The results of this study must be interpreted with caution due to several limitations. First, the small sample size reduced statistical power. Second, the sample was mostly White men who identified as combat veterans with PTSD, residing in a small city in the northwest, thus limiting the generalizability of the findings, even within the larger veteran population. Third, all of the measures in this study were self-report questionnaires. Although all of the measures have demonstrated acceptable reliability and validity, they are, nonetheless, vulnerable to possible distortions and response bias. A fourth limitation is that adherence data was not analyzed. Finally, what we thought was an inactive control group, SQ, was actually an active control for this population.

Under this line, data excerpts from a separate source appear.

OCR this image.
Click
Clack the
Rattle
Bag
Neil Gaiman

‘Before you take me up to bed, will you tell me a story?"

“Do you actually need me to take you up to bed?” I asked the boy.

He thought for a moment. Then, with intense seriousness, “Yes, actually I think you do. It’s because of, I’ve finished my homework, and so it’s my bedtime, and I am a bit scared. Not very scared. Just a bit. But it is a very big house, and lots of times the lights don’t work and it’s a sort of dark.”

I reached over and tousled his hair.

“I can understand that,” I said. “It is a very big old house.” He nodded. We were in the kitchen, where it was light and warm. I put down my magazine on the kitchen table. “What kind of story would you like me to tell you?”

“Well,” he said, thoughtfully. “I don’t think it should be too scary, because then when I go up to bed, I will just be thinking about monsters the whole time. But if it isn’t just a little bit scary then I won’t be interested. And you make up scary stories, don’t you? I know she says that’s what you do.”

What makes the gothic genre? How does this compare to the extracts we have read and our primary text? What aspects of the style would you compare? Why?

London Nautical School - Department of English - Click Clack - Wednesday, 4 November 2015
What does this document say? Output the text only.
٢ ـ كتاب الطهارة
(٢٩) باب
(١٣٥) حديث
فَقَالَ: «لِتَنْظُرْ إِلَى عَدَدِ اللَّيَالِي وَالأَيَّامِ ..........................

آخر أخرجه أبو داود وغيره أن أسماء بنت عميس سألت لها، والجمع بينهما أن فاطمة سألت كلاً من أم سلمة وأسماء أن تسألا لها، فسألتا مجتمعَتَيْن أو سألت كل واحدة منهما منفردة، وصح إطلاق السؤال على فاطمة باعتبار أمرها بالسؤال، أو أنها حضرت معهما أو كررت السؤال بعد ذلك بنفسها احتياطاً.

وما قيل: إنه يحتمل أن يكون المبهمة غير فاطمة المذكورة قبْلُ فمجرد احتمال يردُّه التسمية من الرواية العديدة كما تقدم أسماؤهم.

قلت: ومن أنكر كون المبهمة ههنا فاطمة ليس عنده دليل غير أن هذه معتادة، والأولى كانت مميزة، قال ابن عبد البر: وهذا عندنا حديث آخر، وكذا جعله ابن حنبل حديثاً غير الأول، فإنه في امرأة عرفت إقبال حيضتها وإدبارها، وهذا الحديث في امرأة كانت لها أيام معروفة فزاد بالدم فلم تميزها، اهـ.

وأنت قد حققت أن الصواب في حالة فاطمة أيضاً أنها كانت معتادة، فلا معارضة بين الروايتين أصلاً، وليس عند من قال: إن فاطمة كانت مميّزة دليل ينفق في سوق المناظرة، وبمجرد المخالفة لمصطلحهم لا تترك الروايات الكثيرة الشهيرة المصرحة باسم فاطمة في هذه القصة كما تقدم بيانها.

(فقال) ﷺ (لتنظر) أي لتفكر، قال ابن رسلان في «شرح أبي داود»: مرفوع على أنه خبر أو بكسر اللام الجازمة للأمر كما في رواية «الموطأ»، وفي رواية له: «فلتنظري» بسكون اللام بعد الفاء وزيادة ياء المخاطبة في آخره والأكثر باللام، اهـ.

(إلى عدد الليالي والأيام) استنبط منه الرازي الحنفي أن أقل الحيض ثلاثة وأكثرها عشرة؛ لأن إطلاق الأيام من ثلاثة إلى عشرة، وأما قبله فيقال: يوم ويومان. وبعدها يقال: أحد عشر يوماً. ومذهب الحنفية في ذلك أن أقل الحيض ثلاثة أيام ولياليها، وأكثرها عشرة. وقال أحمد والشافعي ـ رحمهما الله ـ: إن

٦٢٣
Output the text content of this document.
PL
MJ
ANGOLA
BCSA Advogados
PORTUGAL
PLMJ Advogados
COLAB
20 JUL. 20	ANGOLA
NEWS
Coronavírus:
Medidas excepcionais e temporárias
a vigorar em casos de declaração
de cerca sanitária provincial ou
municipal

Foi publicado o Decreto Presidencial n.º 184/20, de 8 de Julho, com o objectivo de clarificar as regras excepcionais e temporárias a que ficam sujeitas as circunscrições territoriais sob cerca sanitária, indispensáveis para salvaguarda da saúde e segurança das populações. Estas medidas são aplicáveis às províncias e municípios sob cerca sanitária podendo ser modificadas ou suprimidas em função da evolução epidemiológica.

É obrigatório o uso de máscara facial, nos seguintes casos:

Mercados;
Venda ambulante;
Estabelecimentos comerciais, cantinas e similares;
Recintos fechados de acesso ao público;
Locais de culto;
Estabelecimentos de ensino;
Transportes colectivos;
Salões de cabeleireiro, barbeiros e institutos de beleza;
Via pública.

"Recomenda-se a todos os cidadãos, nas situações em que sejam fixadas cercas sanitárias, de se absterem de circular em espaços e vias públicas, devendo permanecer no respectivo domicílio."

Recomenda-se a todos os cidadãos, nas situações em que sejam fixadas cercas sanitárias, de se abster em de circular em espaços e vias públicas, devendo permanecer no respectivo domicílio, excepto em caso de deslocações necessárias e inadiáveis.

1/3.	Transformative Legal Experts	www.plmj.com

Clinically, this inadvertent finding may be helpful to understand. Perhaps, simply sitting quietly for 20 min each day may be helpful in improving PTSD symptoms. Future research should replicate these findings with a larger sample size. Furthermore, adherence data is critically important to mindfulness-based interventions and should be included in future research, as to understand the frequency and intensity of practice required to contribute to sustained effects. Finally, research combining self-report measures and biomarkers of physiological changes will enhance our understanding on the effects of mindfulness-based interventions for veterans with PTSD.